Тягостное молчание и нервное ерзание на стуле оказались красноречивее слов. Фелиция гневно посмотрела на меня, нахмурив густые брови, и мне пришлось вновь скрыться в мире новостей, поскольку я невольно приспустил газету в ходе их диалога.
— Есть еще такие предметы, по которым нехорошие учителя или которые просто тебе не даются? Мы с папой постараемся помочь. Уж я-то поговорю с этим Теодором Браско!
— Да что ты устраиваешь ему допрос? Это его учеба, и он сам должен справиться с этим.
— Это называется забота, Питер, забота! У нашего, подчеркиваю, нашего сына есть проблемы, и мы должны ему помочь.
— Остальное все хорошо, мам, правда — даже по литературе… Почти.
Однако моя жена напоминала заводной механизм: если ключ провернули несколько раз, результат неизбежен. Так, в пылу возмущения она приподнялась, уперевшись в края стола, и смотрела на свое отражение в остатках чая. Брови ее бешено тряслись, словно делали резкие приседания, глаза скакали с точки в точку, и ноздри расширялись вдвое. Пожалуй, никогда я не видел ее в таком гневе. Вдруг она подняла голову, вцепившись в меня взглядом, и я почувствовал, как раскалился мой лоб.

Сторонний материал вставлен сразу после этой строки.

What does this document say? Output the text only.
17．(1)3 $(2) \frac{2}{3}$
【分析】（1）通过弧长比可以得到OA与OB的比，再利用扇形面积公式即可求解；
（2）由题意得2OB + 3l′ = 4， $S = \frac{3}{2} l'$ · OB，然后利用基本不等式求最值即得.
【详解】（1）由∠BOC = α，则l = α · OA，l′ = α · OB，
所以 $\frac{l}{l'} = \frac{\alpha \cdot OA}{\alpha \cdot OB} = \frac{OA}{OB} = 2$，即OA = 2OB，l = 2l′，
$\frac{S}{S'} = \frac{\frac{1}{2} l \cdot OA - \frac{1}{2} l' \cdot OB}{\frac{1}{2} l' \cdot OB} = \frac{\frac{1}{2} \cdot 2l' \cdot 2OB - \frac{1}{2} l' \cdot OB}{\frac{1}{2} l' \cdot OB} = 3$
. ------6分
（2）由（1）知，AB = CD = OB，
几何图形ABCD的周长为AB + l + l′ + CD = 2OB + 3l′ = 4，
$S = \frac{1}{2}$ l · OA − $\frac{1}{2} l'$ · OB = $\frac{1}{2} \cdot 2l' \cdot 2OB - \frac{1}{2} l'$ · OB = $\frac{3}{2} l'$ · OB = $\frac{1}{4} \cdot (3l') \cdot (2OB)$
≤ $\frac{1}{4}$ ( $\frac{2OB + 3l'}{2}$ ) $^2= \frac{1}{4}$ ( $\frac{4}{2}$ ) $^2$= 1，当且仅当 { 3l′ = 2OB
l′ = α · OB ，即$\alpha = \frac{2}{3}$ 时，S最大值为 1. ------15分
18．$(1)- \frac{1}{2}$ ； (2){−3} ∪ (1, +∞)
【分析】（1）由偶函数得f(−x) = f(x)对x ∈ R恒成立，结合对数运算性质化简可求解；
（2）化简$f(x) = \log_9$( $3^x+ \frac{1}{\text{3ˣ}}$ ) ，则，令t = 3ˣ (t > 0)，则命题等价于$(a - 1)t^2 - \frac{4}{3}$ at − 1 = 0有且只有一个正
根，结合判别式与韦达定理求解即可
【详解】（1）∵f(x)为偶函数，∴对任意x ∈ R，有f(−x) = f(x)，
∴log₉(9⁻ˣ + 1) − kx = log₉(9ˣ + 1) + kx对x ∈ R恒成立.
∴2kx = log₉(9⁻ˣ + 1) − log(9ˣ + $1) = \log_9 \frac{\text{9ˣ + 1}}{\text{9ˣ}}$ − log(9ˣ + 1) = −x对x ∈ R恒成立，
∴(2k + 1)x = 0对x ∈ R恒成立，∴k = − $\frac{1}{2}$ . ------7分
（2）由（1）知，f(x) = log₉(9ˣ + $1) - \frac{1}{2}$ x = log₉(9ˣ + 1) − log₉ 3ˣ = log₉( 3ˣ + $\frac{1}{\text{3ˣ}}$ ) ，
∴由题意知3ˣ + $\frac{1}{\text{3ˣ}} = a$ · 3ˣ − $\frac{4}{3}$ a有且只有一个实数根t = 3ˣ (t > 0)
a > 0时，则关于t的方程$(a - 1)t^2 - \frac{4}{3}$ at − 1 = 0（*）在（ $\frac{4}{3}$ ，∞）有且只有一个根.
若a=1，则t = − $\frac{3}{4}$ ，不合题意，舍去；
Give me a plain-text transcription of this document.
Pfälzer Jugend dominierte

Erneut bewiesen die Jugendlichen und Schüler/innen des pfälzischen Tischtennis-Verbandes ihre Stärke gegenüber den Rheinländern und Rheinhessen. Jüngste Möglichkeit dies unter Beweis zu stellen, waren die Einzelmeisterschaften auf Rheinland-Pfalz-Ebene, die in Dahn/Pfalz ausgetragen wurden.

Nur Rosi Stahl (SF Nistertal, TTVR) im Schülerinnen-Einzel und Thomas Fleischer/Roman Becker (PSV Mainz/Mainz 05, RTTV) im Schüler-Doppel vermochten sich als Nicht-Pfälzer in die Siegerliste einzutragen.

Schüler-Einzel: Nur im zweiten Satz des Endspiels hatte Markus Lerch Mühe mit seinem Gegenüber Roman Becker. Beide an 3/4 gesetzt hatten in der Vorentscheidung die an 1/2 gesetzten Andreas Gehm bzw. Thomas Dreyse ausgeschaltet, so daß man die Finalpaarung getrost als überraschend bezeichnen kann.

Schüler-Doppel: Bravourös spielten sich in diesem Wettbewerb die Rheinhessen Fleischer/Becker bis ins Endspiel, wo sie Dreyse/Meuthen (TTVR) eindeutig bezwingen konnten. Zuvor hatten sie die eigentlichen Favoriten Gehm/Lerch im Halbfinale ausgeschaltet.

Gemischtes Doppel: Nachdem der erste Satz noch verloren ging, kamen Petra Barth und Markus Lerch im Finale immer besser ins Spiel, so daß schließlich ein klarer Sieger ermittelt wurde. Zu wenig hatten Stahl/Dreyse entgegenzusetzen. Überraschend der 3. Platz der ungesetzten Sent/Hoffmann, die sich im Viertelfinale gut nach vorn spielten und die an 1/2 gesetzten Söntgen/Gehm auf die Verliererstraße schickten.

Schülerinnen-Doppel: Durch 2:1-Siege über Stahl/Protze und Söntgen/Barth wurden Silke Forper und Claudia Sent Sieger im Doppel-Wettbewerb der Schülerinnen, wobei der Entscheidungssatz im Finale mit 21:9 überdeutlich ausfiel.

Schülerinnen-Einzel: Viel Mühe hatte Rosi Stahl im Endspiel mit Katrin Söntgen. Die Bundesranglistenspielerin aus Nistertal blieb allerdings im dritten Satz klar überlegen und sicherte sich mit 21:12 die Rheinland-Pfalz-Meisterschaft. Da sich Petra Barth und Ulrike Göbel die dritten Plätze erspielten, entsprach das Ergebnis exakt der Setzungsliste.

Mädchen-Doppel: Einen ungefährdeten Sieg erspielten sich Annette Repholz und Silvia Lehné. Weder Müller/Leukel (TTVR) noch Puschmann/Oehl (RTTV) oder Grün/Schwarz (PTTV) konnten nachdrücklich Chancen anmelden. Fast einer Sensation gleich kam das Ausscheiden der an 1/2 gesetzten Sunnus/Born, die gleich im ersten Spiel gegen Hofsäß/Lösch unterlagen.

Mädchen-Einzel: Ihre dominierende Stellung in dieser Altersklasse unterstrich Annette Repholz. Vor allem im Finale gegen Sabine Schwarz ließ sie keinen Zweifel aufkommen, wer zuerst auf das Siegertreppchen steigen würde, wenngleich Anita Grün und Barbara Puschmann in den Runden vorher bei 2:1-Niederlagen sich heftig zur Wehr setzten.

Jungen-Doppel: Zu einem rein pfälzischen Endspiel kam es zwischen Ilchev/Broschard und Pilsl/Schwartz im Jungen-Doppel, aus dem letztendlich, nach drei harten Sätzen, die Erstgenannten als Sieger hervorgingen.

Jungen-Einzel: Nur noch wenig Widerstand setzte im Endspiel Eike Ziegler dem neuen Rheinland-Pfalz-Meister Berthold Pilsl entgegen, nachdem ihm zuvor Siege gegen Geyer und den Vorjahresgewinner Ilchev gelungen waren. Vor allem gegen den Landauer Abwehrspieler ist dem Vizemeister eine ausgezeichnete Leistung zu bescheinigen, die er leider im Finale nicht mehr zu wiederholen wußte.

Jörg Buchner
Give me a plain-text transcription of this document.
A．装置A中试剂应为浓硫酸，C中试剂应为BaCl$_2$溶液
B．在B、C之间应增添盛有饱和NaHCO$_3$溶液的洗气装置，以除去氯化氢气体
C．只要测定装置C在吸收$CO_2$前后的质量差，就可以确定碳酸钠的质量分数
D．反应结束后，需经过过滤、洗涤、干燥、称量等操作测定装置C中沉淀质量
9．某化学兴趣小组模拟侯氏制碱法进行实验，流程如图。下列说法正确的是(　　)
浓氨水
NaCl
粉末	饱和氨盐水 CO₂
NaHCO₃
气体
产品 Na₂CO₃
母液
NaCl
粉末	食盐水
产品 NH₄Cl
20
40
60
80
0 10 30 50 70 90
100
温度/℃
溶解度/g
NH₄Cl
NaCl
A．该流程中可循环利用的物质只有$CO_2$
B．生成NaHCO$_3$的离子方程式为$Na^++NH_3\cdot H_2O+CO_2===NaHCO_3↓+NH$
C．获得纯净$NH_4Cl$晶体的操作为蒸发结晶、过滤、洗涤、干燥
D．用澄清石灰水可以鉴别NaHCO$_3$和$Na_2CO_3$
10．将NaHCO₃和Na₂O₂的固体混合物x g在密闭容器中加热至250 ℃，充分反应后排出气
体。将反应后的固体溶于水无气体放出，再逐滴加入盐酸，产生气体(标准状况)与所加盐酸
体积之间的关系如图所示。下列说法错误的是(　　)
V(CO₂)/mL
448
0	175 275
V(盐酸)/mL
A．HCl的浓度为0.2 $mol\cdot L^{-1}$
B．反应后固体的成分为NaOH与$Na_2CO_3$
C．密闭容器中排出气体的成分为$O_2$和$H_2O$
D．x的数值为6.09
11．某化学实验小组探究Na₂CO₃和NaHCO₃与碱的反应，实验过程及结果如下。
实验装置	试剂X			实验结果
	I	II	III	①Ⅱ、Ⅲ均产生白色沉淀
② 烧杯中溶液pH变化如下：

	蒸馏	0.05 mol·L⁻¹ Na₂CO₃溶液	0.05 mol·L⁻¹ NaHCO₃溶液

— О нет, Виктим, не в оценках дело! И даже не в Теодоре Браско, что б его! Питер Фирдан, твоего сына учитель совершенно нагло назвал бестолковым, а ты прячешься за чертовой газетой, будто это тебя не касается! Если бы он сказал, что хулиганы бьют его во время перерывов, ты бы тоже молчал или выдал свое «значит они правы», «должен научиться»?
— Не сравнивай полностью оправданное мнение учителя и ужасные действия каких-то сорванцов. Это разные вещи.
— Ох! Разные вещи… Дело не в разности вещей, а в том, что ты и пальцем не шевелишь, чтобы хоть как-то позаботиться о нем, успокоить, дать каплю воспитания.
— Хочешь сказать, я не забочусь о нем? Я зарабатываю деньги, а это дает ему чистую постель, сытную еду и учебу в школе в том числе! Я полностью обеспечиваю ему нормальную жизнь…
— Да? Почему же ты не обеспечил его хотя бы одной игрушкой? Ребенку уже одиннадцать лет, а у него никогда не было ничего подобного.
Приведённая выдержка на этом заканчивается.